Michelle Douglas’ Breathing Space, with Alan Farber directing, takes a deeper look at circumstances and beliefs that shaped the 'freethinking' views of Olive Schreiner and how she placed enormous importance on principle versus personality. The play marks the centenary of Schreiner’s passing and is presented as ‘intimate theatre through the lens of a camera and very personal glimpses which would be unachievable on stage’.
IGAMA narrates the story of five women who live in an archetypal South African community. Bringing the camera’s gaze to stage allows playwright, theatre director, and filmmaker Slindile Mthembu to further explore her interest in ‘collapsing habitual, chronological and often one-dimensional narrative structures depicting black women and their lives’, to present a narrative that explores the complexities of being a black woman in the post-colonial world.

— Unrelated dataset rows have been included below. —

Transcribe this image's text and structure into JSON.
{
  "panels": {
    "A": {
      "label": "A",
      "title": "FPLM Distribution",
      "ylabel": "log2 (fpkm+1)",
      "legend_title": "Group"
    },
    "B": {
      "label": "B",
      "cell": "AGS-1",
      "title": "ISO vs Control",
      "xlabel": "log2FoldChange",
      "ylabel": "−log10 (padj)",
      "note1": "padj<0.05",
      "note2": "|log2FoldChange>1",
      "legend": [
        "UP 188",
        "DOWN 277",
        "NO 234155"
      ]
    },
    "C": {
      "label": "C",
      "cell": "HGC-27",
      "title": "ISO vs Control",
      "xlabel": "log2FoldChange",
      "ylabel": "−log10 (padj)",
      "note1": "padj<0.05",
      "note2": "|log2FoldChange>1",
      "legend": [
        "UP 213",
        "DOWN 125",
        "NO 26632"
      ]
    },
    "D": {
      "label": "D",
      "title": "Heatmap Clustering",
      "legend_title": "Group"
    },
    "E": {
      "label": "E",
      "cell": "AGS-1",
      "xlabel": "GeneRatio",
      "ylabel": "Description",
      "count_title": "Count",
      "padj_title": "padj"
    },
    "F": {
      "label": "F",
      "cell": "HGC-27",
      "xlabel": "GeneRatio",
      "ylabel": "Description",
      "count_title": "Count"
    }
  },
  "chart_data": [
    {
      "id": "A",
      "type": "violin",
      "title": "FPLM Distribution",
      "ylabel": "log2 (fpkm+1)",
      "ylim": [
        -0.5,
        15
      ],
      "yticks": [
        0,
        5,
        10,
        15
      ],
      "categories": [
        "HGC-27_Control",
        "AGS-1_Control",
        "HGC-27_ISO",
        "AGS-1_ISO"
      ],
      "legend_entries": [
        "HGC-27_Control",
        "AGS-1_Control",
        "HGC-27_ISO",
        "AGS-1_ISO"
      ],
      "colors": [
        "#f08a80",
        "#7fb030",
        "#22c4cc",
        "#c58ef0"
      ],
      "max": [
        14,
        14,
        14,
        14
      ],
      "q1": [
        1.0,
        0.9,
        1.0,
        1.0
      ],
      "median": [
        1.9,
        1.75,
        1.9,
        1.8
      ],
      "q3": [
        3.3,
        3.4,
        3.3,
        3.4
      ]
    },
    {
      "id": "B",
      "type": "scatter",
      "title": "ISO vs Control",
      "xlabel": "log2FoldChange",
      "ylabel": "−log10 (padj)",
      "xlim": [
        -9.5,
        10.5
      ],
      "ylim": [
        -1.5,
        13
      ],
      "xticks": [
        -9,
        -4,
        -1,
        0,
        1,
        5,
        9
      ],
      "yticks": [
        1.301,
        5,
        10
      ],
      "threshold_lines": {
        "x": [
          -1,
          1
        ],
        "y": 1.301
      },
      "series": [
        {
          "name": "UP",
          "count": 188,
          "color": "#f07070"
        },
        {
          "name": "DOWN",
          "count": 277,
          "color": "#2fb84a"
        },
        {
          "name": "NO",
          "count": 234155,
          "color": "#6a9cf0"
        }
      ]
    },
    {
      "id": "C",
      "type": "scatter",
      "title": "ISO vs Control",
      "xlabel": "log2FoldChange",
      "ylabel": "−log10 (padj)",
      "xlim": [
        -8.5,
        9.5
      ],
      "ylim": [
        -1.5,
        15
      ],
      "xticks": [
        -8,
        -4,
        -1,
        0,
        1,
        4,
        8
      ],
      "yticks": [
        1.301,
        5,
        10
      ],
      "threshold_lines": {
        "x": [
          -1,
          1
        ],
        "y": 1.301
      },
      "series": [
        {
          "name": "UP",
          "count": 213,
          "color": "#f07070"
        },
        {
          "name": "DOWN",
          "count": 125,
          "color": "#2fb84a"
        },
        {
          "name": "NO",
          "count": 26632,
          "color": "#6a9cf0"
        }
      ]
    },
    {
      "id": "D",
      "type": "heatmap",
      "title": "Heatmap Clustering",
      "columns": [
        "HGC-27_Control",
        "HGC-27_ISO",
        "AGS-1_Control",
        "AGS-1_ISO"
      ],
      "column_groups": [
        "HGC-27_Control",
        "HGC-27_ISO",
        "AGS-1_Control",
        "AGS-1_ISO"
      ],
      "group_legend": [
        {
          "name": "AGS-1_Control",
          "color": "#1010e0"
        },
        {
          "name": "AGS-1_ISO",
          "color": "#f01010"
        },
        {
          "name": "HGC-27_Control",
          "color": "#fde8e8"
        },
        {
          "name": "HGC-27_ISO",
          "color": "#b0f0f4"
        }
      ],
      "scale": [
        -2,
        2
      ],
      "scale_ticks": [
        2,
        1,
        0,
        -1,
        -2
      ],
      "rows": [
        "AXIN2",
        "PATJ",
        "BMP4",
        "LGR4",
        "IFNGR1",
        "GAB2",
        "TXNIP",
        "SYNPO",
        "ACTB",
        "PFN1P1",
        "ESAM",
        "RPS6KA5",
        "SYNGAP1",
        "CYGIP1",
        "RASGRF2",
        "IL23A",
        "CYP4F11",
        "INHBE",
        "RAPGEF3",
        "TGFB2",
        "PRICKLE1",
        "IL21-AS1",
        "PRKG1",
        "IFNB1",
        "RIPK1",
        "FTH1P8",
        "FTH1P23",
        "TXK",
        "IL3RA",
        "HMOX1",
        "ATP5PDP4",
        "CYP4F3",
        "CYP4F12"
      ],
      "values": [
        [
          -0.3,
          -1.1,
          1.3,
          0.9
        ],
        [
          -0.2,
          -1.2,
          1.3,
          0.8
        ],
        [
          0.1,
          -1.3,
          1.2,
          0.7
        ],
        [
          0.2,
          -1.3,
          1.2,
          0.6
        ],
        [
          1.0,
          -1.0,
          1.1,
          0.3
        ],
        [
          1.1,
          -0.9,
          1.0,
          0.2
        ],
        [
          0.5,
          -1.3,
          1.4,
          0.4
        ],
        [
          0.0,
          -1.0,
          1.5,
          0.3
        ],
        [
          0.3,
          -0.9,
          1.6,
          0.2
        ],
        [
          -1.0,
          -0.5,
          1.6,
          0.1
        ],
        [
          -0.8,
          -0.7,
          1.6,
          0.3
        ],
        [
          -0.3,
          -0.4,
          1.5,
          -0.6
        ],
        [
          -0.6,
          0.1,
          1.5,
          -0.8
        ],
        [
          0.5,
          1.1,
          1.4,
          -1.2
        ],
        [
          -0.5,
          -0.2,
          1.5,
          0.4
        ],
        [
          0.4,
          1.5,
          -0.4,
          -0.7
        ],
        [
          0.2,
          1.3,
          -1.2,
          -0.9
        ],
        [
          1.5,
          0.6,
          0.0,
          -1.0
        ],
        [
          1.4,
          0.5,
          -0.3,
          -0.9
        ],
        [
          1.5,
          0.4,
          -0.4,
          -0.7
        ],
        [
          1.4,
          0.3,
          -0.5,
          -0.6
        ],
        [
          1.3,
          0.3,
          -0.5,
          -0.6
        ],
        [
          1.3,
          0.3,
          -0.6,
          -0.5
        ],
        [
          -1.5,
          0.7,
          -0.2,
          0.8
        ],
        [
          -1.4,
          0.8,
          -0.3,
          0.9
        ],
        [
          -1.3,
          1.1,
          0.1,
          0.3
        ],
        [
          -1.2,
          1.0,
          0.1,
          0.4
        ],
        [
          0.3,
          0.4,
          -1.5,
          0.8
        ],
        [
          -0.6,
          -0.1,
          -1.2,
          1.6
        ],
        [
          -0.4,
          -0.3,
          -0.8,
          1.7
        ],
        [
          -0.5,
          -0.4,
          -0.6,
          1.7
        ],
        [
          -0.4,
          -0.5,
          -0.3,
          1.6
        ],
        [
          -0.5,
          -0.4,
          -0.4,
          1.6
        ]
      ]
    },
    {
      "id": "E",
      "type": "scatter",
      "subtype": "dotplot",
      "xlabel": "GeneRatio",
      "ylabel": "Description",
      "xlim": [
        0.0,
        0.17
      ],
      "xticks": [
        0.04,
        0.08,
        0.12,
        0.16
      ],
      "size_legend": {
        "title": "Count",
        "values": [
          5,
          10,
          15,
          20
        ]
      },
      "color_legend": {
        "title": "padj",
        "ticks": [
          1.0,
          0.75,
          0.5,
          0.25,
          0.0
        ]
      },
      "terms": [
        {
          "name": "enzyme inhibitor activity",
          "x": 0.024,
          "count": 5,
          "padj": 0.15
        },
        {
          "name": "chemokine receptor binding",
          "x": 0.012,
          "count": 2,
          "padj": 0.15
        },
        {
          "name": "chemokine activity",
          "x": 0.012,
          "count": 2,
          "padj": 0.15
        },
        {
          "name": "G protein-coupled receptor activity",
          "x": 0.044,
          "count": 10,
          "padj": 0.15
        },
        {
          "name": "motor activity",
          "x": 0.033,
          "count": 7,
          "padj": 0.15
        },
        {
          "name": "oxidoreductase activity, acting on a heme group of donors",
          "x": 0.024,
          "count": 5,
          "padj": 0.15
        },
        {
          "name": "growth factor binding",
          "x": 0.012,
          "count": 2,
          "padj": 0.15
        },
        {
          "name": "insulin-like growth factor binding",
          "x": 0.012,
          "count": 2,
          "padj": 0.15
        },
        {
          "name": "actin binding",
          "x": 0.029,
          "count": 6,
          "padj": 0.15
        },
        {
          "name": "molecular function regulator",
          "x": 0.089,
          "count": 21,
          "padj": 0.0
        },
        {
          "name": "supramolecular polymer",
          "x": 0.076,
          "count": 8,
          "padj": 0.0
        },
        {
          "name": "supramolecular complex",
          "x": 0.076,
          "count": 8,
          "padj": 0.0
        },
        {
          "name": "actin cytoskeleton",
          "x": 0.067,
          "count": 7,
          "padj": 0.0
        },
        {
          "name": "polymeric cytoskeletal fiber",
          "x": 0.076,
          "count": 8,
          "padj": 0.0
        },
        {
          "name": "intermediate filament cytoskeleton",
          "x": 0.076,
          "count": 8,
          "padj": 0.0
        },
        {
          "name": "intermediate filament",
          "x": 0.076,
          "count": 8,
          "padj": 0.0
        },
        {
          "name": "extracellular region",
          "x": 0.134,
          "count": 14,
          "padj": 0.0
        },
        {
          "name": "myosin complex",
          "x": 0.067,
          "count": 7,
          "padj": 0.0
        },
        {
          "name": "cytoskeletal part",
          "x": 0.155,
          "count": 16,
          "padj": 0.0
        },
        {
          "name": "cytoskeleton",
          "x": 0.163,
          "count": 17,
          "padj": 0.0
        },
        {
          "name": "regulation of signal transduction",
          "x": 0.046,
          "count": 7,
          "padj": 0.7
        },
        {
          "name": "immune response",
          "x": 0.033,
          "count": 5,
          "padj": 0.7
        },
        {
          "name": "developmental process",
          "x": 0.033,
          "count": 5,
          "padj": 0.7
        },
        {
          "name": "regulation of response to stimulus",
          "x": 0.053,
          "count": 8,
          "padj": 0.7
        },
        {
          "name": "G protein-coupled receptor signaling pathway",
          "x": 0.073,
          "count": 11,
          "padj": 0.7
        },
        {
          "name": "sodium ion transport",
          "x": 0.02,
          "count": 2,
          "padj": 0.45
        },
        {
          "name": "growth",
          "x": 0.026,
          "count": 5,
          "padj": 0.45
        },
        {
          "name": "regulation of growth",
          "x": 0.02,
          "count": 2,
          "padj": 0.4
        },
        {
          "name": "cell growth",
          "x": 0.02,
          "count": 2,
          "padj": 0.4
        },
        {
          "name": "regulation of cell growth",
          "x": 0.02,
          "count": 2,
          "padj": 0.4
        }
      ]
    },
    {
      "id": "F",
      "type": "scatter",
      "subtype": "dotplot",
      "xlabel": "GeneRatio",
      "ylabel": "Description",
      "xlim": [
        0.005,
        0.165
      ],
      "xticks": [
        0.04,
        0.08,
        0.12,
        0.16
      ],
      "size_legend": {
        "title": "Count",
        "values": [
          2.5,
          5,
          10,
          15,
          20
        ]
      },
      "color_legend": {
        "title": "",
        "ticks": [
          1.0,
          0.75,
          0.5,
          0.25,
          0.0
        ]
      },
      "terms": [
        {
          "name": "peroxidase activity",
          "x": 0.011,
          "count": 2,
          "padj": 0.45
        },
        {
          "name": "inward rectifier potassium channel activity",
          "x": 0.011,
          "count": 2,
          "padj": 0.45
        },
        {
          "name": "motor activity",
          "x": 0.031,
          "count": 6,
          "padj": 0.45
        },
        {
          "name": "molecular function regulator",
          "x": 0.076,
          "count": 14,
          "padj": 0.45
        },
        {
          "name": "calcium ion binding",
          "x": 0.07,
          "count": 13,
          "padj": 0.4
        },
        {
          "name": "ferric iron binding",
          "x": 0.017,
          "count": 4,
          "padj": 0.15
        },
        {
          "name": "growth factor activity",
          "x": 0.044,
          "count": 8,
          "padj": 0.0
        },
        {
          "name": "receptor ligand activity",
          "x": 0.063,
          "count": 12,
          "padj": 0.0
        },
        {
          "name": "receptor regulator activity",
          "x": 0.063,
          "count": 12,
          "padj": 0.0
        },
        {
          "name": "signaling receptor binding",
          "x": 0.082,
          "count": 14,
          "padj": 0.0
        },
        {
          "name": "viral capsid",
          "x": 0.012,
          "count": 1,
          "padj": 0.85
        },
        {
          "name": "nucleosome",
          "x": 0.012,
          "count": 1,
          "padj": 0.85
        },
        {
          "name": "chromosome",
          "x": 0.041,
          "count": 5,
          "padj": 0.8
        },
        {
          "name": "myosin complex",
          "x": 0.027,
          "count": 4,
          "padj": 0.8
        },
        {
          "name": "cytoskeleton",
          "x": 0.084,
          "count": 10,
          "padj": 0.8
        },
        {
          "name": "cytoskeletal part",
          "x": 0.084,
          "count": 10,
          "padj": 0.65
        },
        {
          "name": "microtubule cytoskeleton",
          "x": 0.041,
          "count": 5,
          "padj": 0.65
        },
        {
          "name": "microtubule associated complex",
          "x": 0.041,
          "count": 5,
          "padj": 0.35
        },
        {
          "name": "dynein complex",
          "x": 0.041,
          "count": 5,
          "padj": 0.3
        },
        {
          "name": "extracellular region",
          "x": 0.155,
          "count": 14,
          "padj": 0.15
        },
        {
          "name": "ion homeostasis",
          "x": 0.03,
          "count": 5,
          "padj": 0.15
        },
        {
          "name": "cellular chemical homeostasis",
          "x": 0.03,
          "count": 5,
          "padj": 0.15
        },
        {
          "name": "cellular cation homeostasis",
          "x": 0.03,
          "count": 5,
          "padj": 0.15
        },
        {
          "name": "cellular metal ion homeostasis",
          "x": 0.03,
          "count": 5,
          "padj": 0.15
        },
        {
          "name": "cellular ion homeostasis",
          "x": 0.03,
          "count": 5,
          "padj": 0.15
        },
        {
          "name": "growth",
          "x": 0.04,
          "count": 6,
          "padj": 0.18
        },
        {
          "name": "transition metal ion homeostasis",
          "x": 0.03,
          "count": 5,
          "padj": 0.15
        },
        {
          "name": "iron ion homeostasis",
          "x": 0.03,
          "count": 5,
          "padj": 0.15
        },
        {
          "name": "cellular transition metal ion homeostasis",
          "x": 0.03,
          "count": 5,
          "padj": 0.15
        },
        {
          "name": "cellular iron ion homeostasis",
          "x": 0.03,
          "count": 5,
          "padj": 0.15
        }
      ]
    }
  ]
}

Visual arts journeys through technology
The global lockdown has sparked unprecedented use of innovative technologies to showcase visual arts. The Virtual National Arts Festival has harnessed these techniques and will present a series of intimate insights and representations from artists in the Visual Arts programme.
Pitika Ntuli will premiere his solo work Azibuyele Emasisweni (Return to the Source), which is also his first exhibition to comprise works sculpted in bone. The exhibition, curated by Ruzy Rusike, features 40 sculptures created from the bones of elephant, rhino, giraffe and horses. Whilst the dominant material used is bone – beads, shells, chains, computer circuit boards, pins, animal skins and marbles are integrated into the works. The show acts as a vessel to appreciate and connect with the depth and wisdom of African indigenous knowledge systems and African spirituality in the quantum age, and explores the healing potential of African art.